Consider another chart (top curve represents a 1-layer network, bottom one - 2 layer):

As it can be seen from table 9 and the charts above,

The data have been collected after training the networks with 25 hidden units in each level, 0.8 momentum rate, and biased nodes present. The X-axis has the learning rates, specifically {0.01, 0.02, 0.03, 0.05, 0.1, 0.2, 0.3, 0.4, 0.5}. The Y-axis corresponds to the number of epochs before 96% accuracy was reached. As it is obvious from this graph, high momentum rates reduce learning time significantly.

Hidden Units and Layers:

I experimented with various sizes of hidden units and layers, and they also affected the speed of training significantly. I experimented with the number of units ranging from 5 to 50, and the performance peaked at 80% for 2 layers and 25 units in each layer.

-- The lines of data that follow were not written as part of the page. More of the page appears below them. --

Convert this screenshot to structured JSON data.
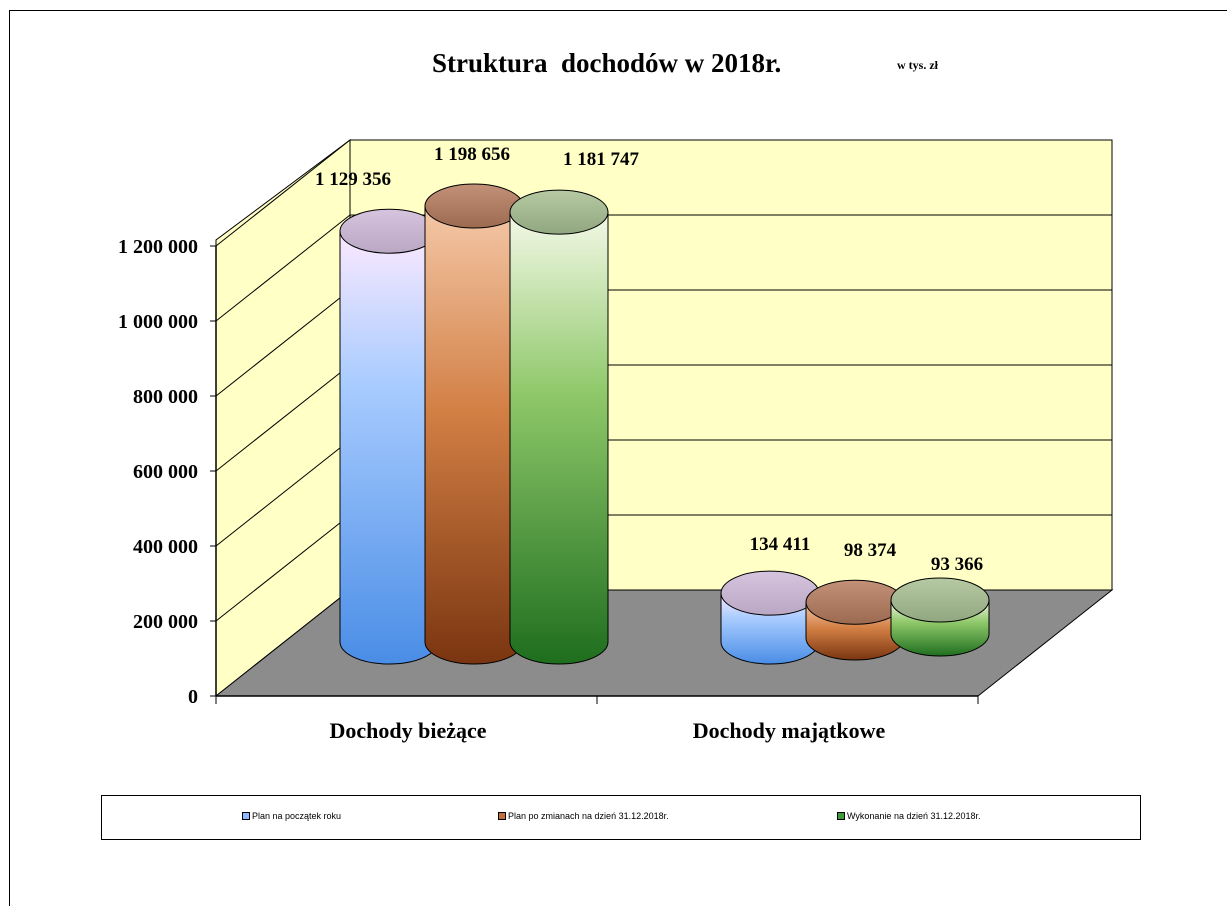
{
  "chart_data": {
    "type": "bar",
    "title": "Struktura  dochodów w 2018r.",
    "unit": "w tys. zł",
    "categories": [
      "Dochody bieżące",
      "Dochody majątkowe"
    ],
    "series": [
      {
        "name": "Plan na początek roku",
        "values": [
          1129356,
          134411
        ],
        "color": "#8fb8ff"
      },
      {
        "name": "Plan po zmianach na dzień 31.12.2018r.",
        "values": [
          1198656,
          98374
        ],
        "color": "#c0703a"
      },
      {
        "name": "Wykonanie na dzień 31.12.2018r.",
        "values": [
          1181747,
          93366
        ],
        "color": "#3f9a3f"
      }
    ],
    "data_labels": [
      [
        "1 129 356",
        "134 411"
      ],
      [
        "1 198 656",
        "98 374"
      ],
      [
        "1 181 747",
        "93 366"
      ]
    ],
    "y_ticks": [
      "0",
      "200 000",
      "400 000",
      "600 000",
      "800 000",
      "1 000 000",
      "1 200 000"
    ],
    "y_tick_values": [
      0,
      200000,
      400000,
      600000,
      800000,
      1000000,
      1200000
    ],
    "ylim": [
      0,
      1200000
    ],
    "grid": true,
    "legend_position": "bottom",
    "wall_color": "#ffffc6",
    "floor_color": "#8c8c8c"
  }
}
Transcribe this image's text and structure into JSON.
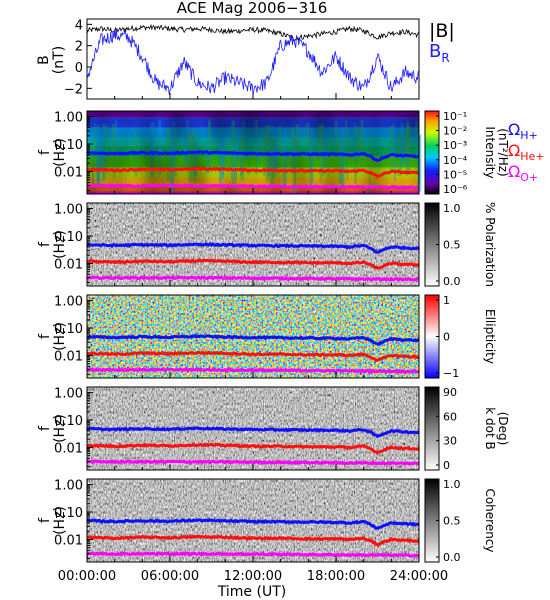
{
  "title": "ACE Mag 2006−316",
  "xaxis": {
    "label": "Time (UT)",
    "ticks": [
      "00:00:00",
      "06:00:00",
      "12:00:00",
      "18:00:00",
      "24:00:00"
    ],
    "range_hours": [
      0,
      24
    ]
  },
  "colors": {
    "B_total": "#000000",
    "B_R": "#1c1cff",
    "H": "#1010ff",
    "He": "#ff1010",
    "O": "#ff00ff"
  },
  "panel1": {
    "ylabel": "B",
    "yunits": "(nT)",
    "yticks": [
      "4",
      "2",
      "0",
      "−2"
    ],
    "legend_B": "|B|",
    "legend_BR": "B",
    "legend_BR_sub": "R"
  },
  "spec_panels": [
    {
      "name": "intensity",
      "ylabel": "f",
      "yunits": "(Hz)",
      "yticks": [
        "1.00",
        "0.10",
        "0.01"
      ],
      "colorbar_label": "Intensity",
      "colorbar_units": "(nT²/Hz)",
      "colorbar_ticks": [
        "10⁻¹",
        "10⁻²",
        "10⁻³",
        "10⁻⁴",
        "10⁻⁵",
        "10⁻⁶"
      ],
      "legend": [
        {
          "sym": "Ω",
          "sub": "H+",
          "color": "H"
        },
        {
          "sym": "Ω",
          "sub": "He+",
          "color": "He"
        },
        {
          "sym": "Ω",
          "sub": "O+",
          "color": "O"
        }
      ]
    },
    {
      "name": "polarization",
      "ylabel": "f",
      "yunits": "(Hz)",
      "yticks": [
        "1.00",
        "0.10",
        "0.01"
      ],
      "colorbar_label": "% Polarization",
      "colorbar_units": "",
      "colorbar_ticks": [
        "1.0",
        "0.5",
        "0.0"
      ]
    },
    {
      "name": "ellipticity",
      "ylabel": "f",
      "yunits": "(Hz)",
      "yticks": [
        "1.00",
        "0.10",
        "0.01"
      ],
      "colorbar_label": "Ellipticity",
      "colorbar_units": "",
      "colorbar_ticks": [
        "1",
        "0",
        "−1"
      ]
    },
    {
      "name": "kdotb",
      "ylabel": "f",
      "yunits": "(Hz)",
      "yticks": [
        "1.00",
        "0.10",
        "0.01"
      ],
      "colorbar_label": "k dot B",
      "colorbar_units": "(Deg)",
      "colorbar_ticks": [
        "90",
        "60",
        "30",
        "0"
      ]
    },
    {
      "name": "coherency",
      "ylabel": "f",
      "yunits": "(Hz)",
      "yticks": [
        "1.00",
        "0.10",
        "0.01"
      ],
      "colorbar_label": "Coherency",
      "colorbar_units": "",
      "colorbar_ticks": [
        "1.0",
        "0.5",
        "0.0"
      ]
    }
  ],
  "chart_data": {
    "type": "line",
    "title": "ACE Mag 2006−316",
    "xlabel": "Time (UT)",
    "ylabel": "B (nT)",
    "xlim_hours": [
      0,
      24
    ],
    "ylim_B": [
      -3,
      4.5
    ],
    "ylim_f_hz": [
      0.0015,
      1.6
    ],
    "series": [
      {
        "name": "|B|",
        "x_hours": [
          0,
          1,
          2,
          3,
          4,
          5,
          6,
          7,
          8,
          9,
          10,
          11,
          12,
          13,
          14,
          15,
          16,
          17,
          18,
          19,
          20,
          21,
          22,
          23,
          24
        ],
        "values": [
          3.4,
          3.6,
          3.4,
          3.6,
          3.7,
          3.7,
          3.6,
          3.5,
          3.6,
          3.5,
          3.3,
          3.4,
          3.5,
          3.4,
          3.1,
          2.7,
          2.9,
          3.1,
          3.3,
          3.6,
          3.4,
          2.8,
          3.2,
          3.3,
          3.0
        ]
      },
      {
        "name": "B",
        "x_hours": [
          0,
          1,
          2,
          3,
          4,
          5,
          6,
          7,
          8,
          9,
          10,
          11,
          12,
          13,
          14,
          15,
          16,
          17,
          18,
          19,
          20,
          21,
          22,
          23,
          24
        ],
        "values": [
          -1.0,
          2.5,
          3.0,
          2.8,
          1.0,
          -1.5,
          -2.0,
          0.5,
          -1.5,
          -2.0,
          -1.0,
          -1.5,
          -2.0,
          -1.5,
          2.0,
          2.5,
          1.5,
          -0.5,
          1.0,
          -1.0,
          -2.0,
          1.0,
          -2.0,
          -0.5,
          -1.0
        ]
      },
      {
        "name": "ΩH+",
        "x_hours": [
          0,
          2,
          4,
          6,
          8,
          10,
          12,
          14,
          16,
          18,
          19,
          20,
          21,
          22,
          23,
          24
        ],
        "values": [
          0.048,
          0.045,
          0.048,
          0.046,
          0.05,
          0.047,
          0.045,
          0.044,
          0.043,
          0.042,
          0.04,
          0.045,
          0.025,
          0.04,
          0.037,
          0.035
        ]
      },
      {
        "name": "ΩHe+",
        "x_hours": [
          0,
          2,
          4,
          6,
          8,
          10,
          12,
          14,
          16,
          18,
          19,
          20,
          21,
          22,
          23,
          24
        ],
        "values": [
          0.012,
          0.011,
          0.012,
          0.0115,
          0.0125,
          0.012,
          0.011,
          0.011,
          0.0105,
          0.0105,
          0.01,
          0.011,
          0.0065,
          0.01,
          0.0092,
          0.0088
        ]
      },
      {
        "name": "ΩO+",
        "x_hours": [
          0,
          4,
          8,
          12,
          16,
          20,
          24
        ],
        "values": [
          0.003,
          0.003,
          0.003,
          0.0029,
          0.0028,
          0.0027,
          0.0026
        ]
      }
    ]
  }
}
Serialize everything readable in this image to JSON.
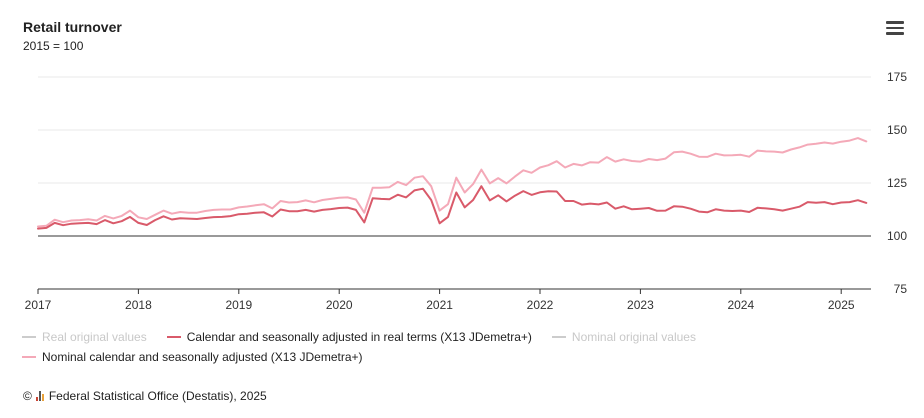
{
  "header": {
    "title": "Retail turnover",
    "subtitle": "2015 = 100"
  },
  "menu": {
    "icon": "hamburger-menu-icon"
  },
  "legend": {
    "items": [
      {
        "label": "Real original values",
        "color": "#cccccc",
        "active": false
      },
      {
        "label": "Calendar and seasonally adjusted in real terms (X13 JDemetra+)",
        "color": "#d95a6a",
        "active": true
      },
      {
        "label": "Nominal original values",
        "color": "#cccccc",
        "active": false
      },
      {
        "label": "Nominal calendar and seasonally adjusted (X13 JDemetra+)",
        "color": "#f4a9b8",
        "active": true
      }
    ]
  },
  "footer": {
    "prefix": "©",
    "text": "Federal Statistical Office (Destatis), 2025",
    "logo_colors": [
      "#c43",
      "#555",
      "#e9a23b"
    ]
  },
  "chart_data": {
    "type": "line",
    "title": "Retail turnover",
    "subtitle": "2015 = 100",
    "x_start": "2017-01",
    "x_ticks": [
      "2017",
      "2018",
      "2019",
      "2020",
      "2021",
      "2022",
      "2023",
      "2024",
      "2025"
    ],
    "y_ticks": [
      75,
      100,
      125,
      150,
      175
    ],
    "ylim": [
      75,
      175
    ],
    "reference_line": 100,
    "grid": true,
    "y_axis_position": "right",
    "series": [
      {
        "name": "Calendar and seasonally adjusted in real terms (X13 JDemetra+)",
        "color": "#d95a6a",
        "values": [
          103.5,
          103.8,
          106.2,
          105.1,
          105.8,
          106.0,
          106.2,
          105.6,
          107.5,
          106.0,
          107.0,
          109.0,
          106.2,
          105.2,
          107.5,
          109.3,
          107.8,
          108.4,
          108.2,
          108.0,
          108.5,
          108.9,
          109.0,
          109.4,
          110.3,
          110.5,
          111.0,
          111.2,
          109.2,
          112.5,
          111.7,
          111.7,
          112.3,
          111.5,
          112.3,
          112.7,
          113.2,
          113.4,
          112.3,
          106.4,
          117.8,
          117.5,
          117.3,
          119.5,
          118.2,
          121.5,
          122.3,
          117.0,
          106.0,
          109.0,
          120.5,
          113.5,
          117.0,
          123.5,
          116.8,
          119.2,
          116.3,
          119.0,
          121.2,
          119.4,
          120.6,
          121.1,
          121.0,
          116.5,
          116.5,
          114.8,
          115.3,
          114.9,
          115.8,
          112.9,
          114.0,
          112.6,
          112.9,
          113.2,
          111.9,
          112.0,
          114.0,
          113.8,
          112.9,
          111.5,
          111.2,
          112.6,
          112.0,
          111.8,
          112.0,
          111.3,
          113.3,
          113.0,
          112.6,
          112.0,
          112.9,
          113.8,
          116.0,
          115.7,
          116.0,
          115.0,
          115.8,
          116.0,
          116.9,
          115.6
        ]
      },
      {
        "name": "Nominal calendar and seasonally adjusted (X13 JDemetra+)",
        "color": "#f4a9b8",
        "values": [
          104.5,
          104.8,
          107.7,
          106.5,
          107.3,
          107.5,
          107.9,
          107.3,
          109.5,
          108.3,
          109.5,
          112.0,
          108.8,
          108.0,
          110.0,
          112.0,
          110.5,
          111.3,
          111.0,
          111.0,
          111.8,
          112.3,
          112.5,
          112.5,
          113.5,
          113.9,
          114.5,
          115.0,
          113.0,
          116.5,
          115.8,
          116.0,
          116.8,
          115.9,
          117.0,
          117.5,
          118.0,
          118.2,
          117.2,
          111.0,
          122.8,
          122.8,
          123.0,
          125.5,
          124.0,
          127.5,
          128.2,
          123.5,
          112.0,
          115.0,
          127.5,
          120.5,
          124.5,
          131.3,
          124.8,
          127.3,
          124.8,
          128.0,
          131.0,
          129.8,
          132.3,
          133.4,
          135.3,
          132.3,
          134.0,
          133.3,
          134.8,
          134.6,
          137.2,
          135.1,
          136.2,
          135.4,
          135.1,
          136.3,
          135.8,
          136.5,
          139.5,
          139.8,
          138.8,
          137.4,
          137.3,
          138.8,
          138.0,
          138.1,
          138.3,
          137.4,
          140.3,
          139.9,
          139.8,
          139.4,
          140.8,
          141.8,
          143.1,
          143.5,
          144.1,
          143.6,
          144.5,
          145.0,
          146.2,
          144.6
        ]
      }
    ]
  }
}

Biased Nodes: Addition of biased nodes seems to give a 75% improvement in the speed of learning


Concluding Remarks:

Neural Network-based PSP prediction systems can be created, but they are heavily biased towards a particular type of user, who is consistent with the type of the projects being logged, their complexity, and size. However, if it is possible to identify such user, neural networks can perform reasonably well in predicting the development phases.

In the future I would like to learn more about different types of neural networks and their potential applications. In particular, I am interested in medical applications of neural nets. It would be interesting how well they will performed as compared to other machine learning methods used in medical expert system. In general, I think this project gave me a very valuable experience needed for a more advanced research in the field of artificial intelligence.